Jackson described the collection as having “James Bond vibes,” referring to its mix of clean styling and practical readiness. That direction matched Rivian’s need for pieces that could work in both city and outdoor settings.
The collaboration worked because Rivian brought the brand direction, while Jackson brought the apparel knowledge needed to turn that direction into wearable products.
Hilborn’s brand work helped connect those parts so the collection felt aligned with Rivian’s larger direction.
The collection’s strongest feature was its practical detail.
The Adventure Jacket was made from water-resistant, breathable fabric with critical seam sealing. It included waterproof zippers and a front zipper pull that doubled as an emergency whistle. That small detail supported the collection’s focus on readiness without making the jacket feel overbuilt.
The Adventure Hoodie and Adventure Shorts were made from double-knit fleece for warmth. Both pieces featured reflective Rivian logos that increased visibility during outdoor activities.
The Adventure Shirt uses ECONYL® regenerated nylon and features vented, lined mesh for breathability. Strategically placed pockets added everyday function.
Together, these details made the pieces clean, useful, and connected to how someone might actually wear them.
Sustainability was part of the collection’s product choices.
The use of ECONYL® regenerated nylon and TENCEL™ fibers connected the capsule to Rivian’s broader sustainability focus while still serving the practical needs of the garments.
For an electric vehicle brand moving into apparel, that consistency mattered. The products needed to reflect the same values people already associated with Rivian.

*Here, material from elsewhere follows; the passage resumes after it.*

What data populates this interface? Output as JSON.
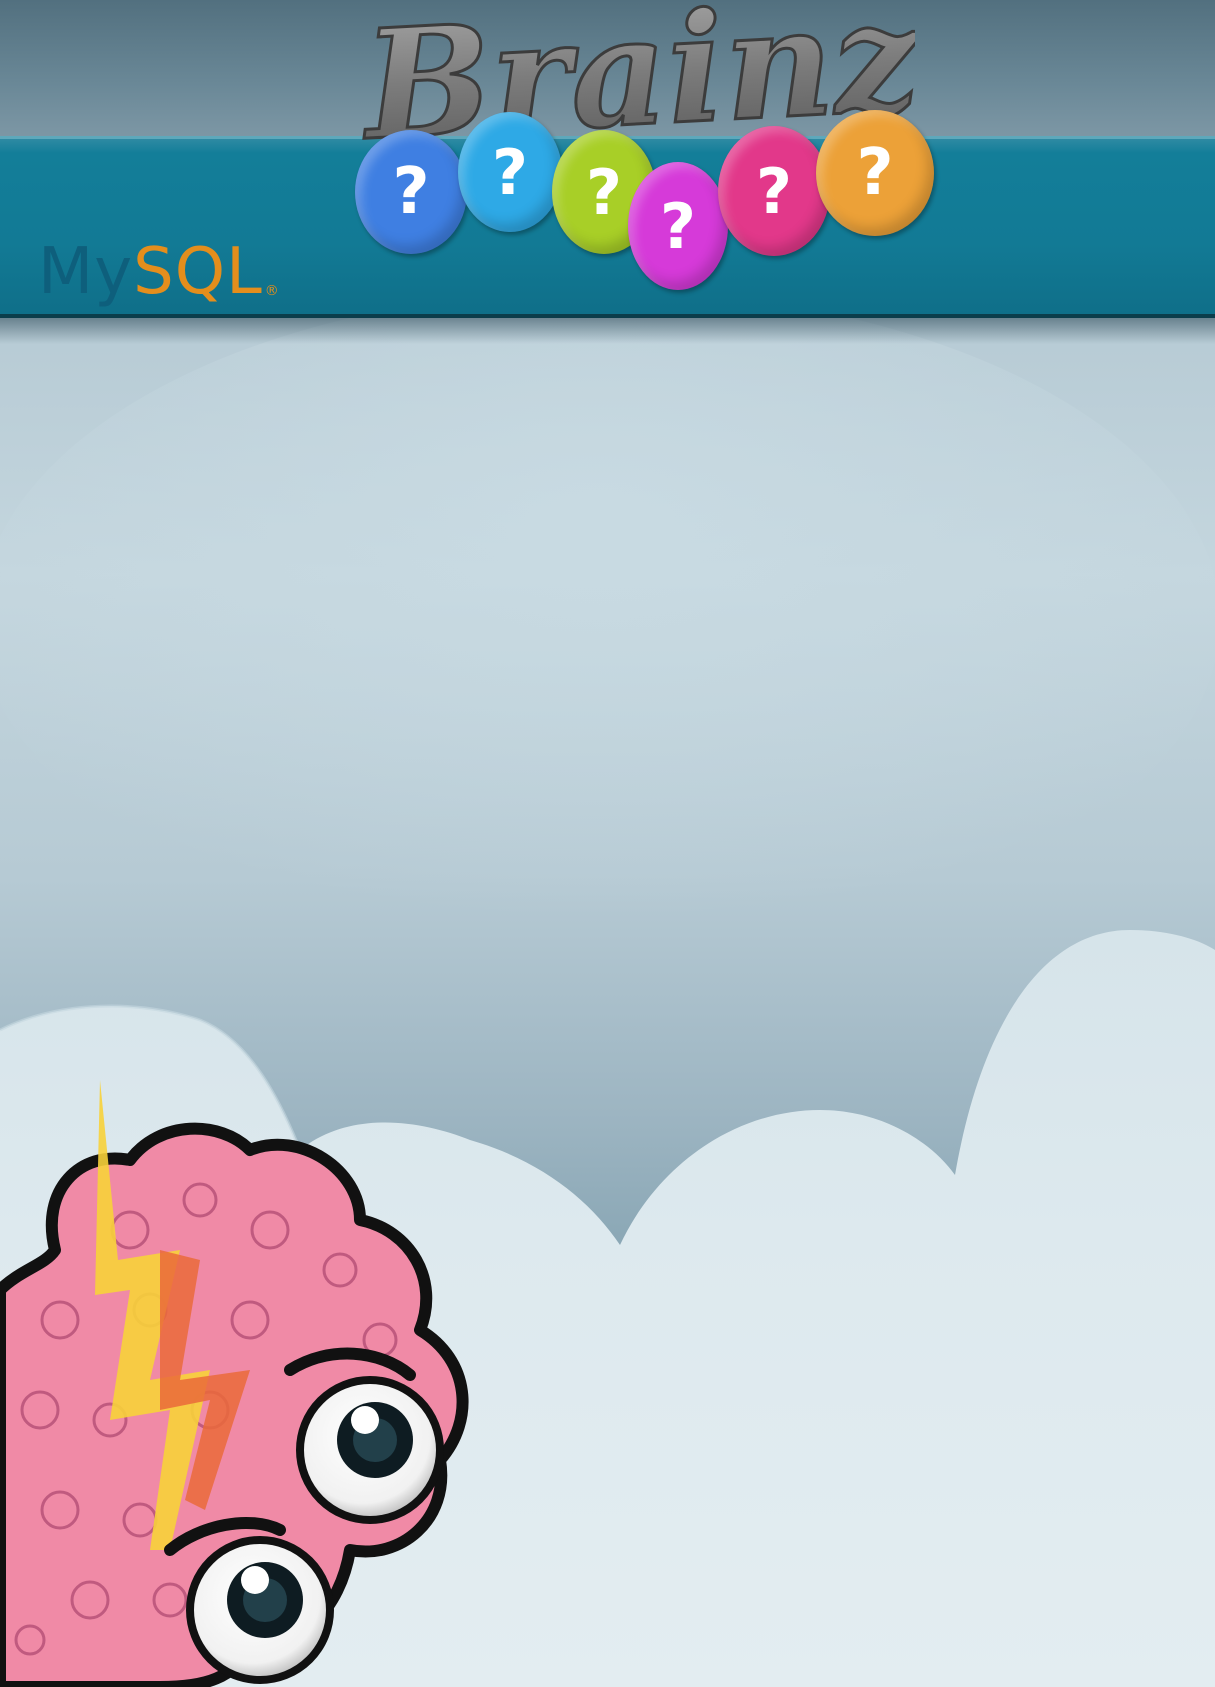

“In Case of Adventure” showed how Rivian could enter the lifestyle apparel market without straying from its core identity. The collection was practical, design-led, and tied to the same ideas behind the company’s vehicles.

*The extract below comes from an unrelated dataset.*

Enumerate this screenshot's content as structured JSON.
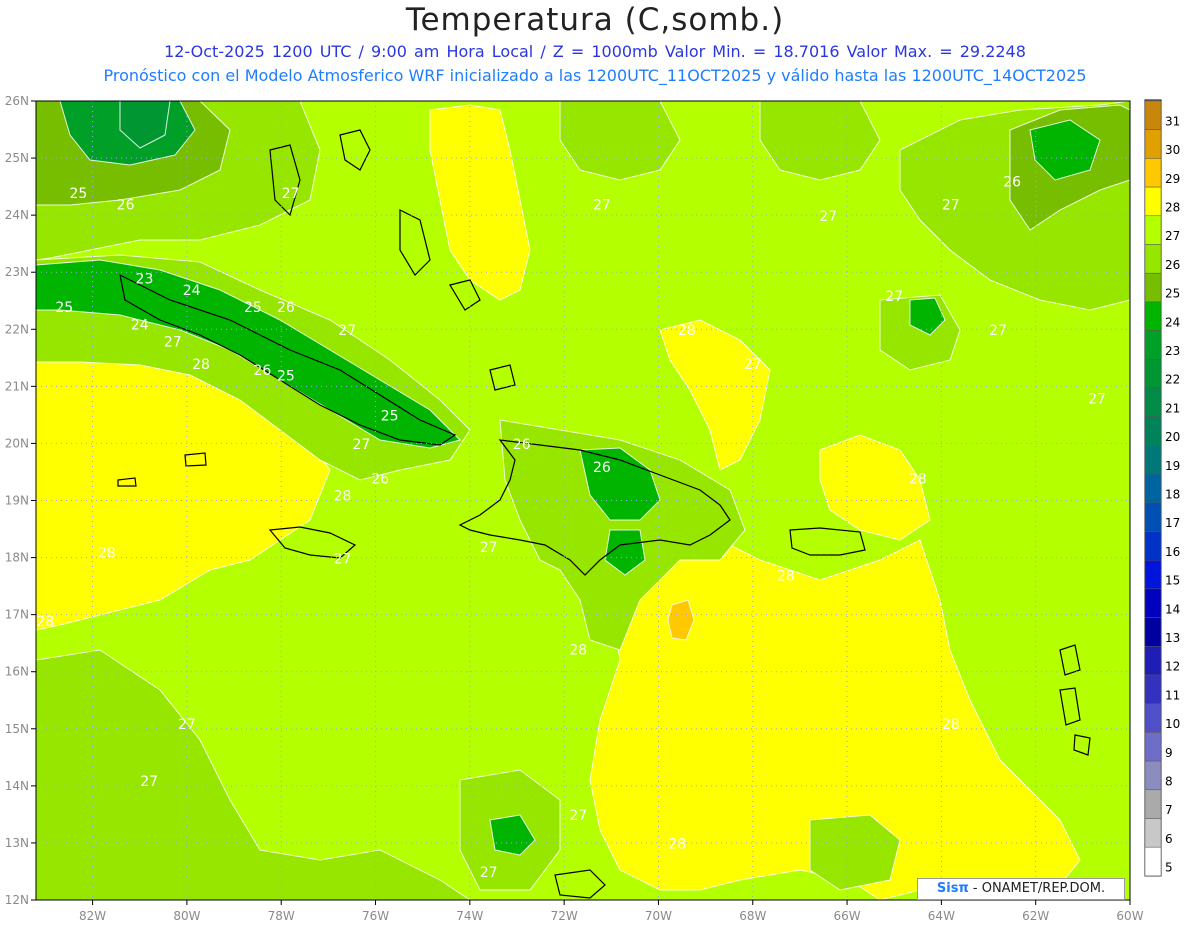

For Hilborn, the project fits a wider career pattern. Across IDEO, Ford, and Rivian, his work has involved turning complex ideas into clear design experiences. At Rivian, that meant helping the company express its brand beyond electric vehicles.

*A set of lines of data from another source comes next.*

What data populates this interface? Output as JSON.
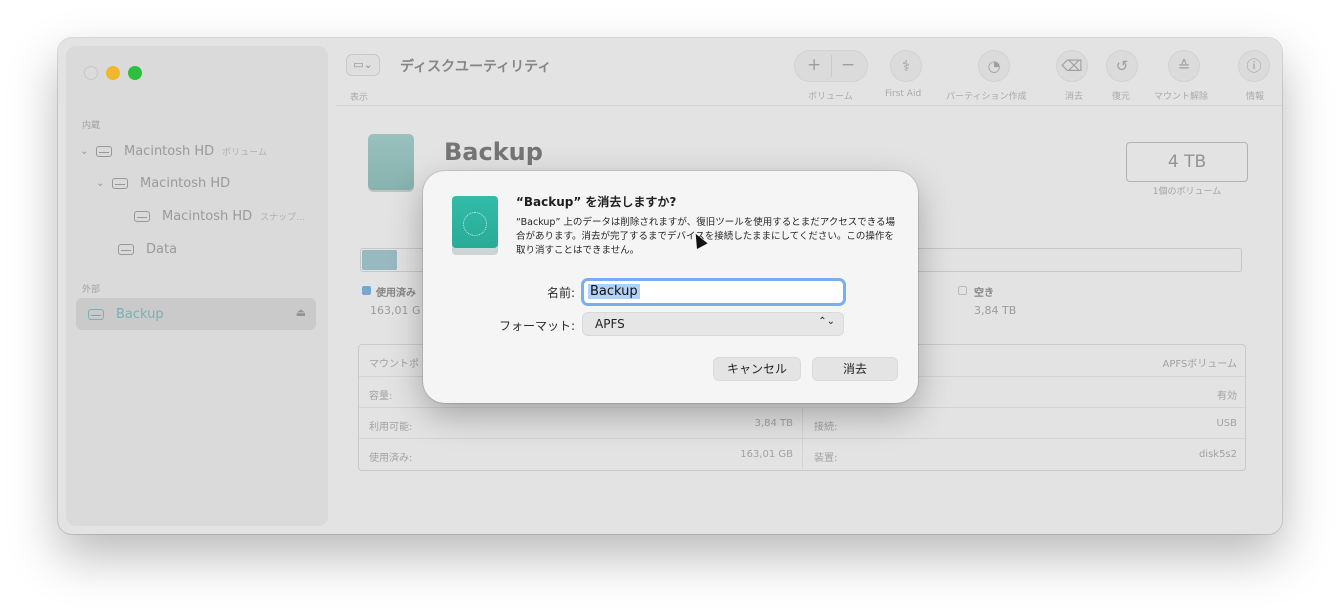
{
  "app": {
    "title": "ディスクユーティリティ",
    "view_label": "表示"
  },
  "toolbar": {
    "items": [
      {
        "label": "ボリューム",
        "icon": "plus-minus-icon"
      },
      {
        "label": "First Aid",
        "icon": "stethoscope-icon"
      },
      {
        "label": "パーティション作成",
        "icon": "pie-chart-icon"
      },
      {
        "label": "消去",
        "icon": "eraser-icon"
      },
      {
        "label": "復元",
        "icon": "restore-icon"
      },
      {
        "label": "マウント解除",
        "icon": "unmount-icon"
      },
      {
        "label": "情報",
        "icon": "info-icon"
      }
    ]
  },
  "sidebar": {
    "section_internal": "内蔵",
    "section_external": "外部",
    "items": [
      {
        "label": "Macintosh HD",
        "sub": "ボリューム"
      },
      {
        "label": "Macintosh HD",
        "sub": ""
      },
      {
        "label": "Macintosh HD",
        "sub": "スナップ…"
      },
      {
        "label": "Data",
        "sub": ""
      },
      {
        "label": "Backup",
        "sub": ""
      }
    ]
  },
  "disk": {
    "name": "Backup",
    "capacity": "4 TB",
    "capacity_sub": "1個のボリューム",
    "used_fraction": 0.04,
    "legend_used": "使用済み",
    "legend_used_value": "163,01 G",
    "legend_free": "空き",
    "legend_free_value": "3,84 TB"
  },
  "info_table": {
    "rows": [
      {
        "l": "マウントポ",
        "lv": "",
        "r": "",
        "rv": "APFSボリューム"
      },
      {
        "l": "容量:",
        "lv": "",
        "r": "",
        "rv": "有効"
      },
      {
        "l": "利用可能:",
        "lv": "3,84 TB",
        "r": "接続:",
        "rv": "USB"
      },
      {
        "l": "使用済み:",
        "lv": "163,01 GB",
        "r": "装置:",
        "rv": "disk5s2"
      }
    ]
  },
  "dialog": {
    "title": "“Backup” を消去しますか?",
    "message": "“Backup” 上のデータは削除されますが、復旧ツールを使用するとまだアクセスできる場合があります。消去が完了するまでデバイスを接続したままにしてください。この操作を取り消すことはできません。",
    "name_label": "名前:",
    "name_value": "Backup",
    "format_label": "フォーマット:",
    "format_value": "APFS",
    "cancel_label": "キャンセル",
    "erase_label": "消去"
  },
  "colors": {
    "accent": "#79aef0",
    "disk_teal": "#2fb6a3"
  }
}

The collaboration with Greg Jackson gave Rivian a credible apparel project. Hilborn’s brand work helped connect that project to Rivian’s visual and cultural direction.
The result showed how Rivian’s values could appear in another product category through function, materials, and clear design. It also highlights Hilborn’s role in brand leadership, cross-disciplinary design, and a public-facing collaboration for a major electric vehicle company.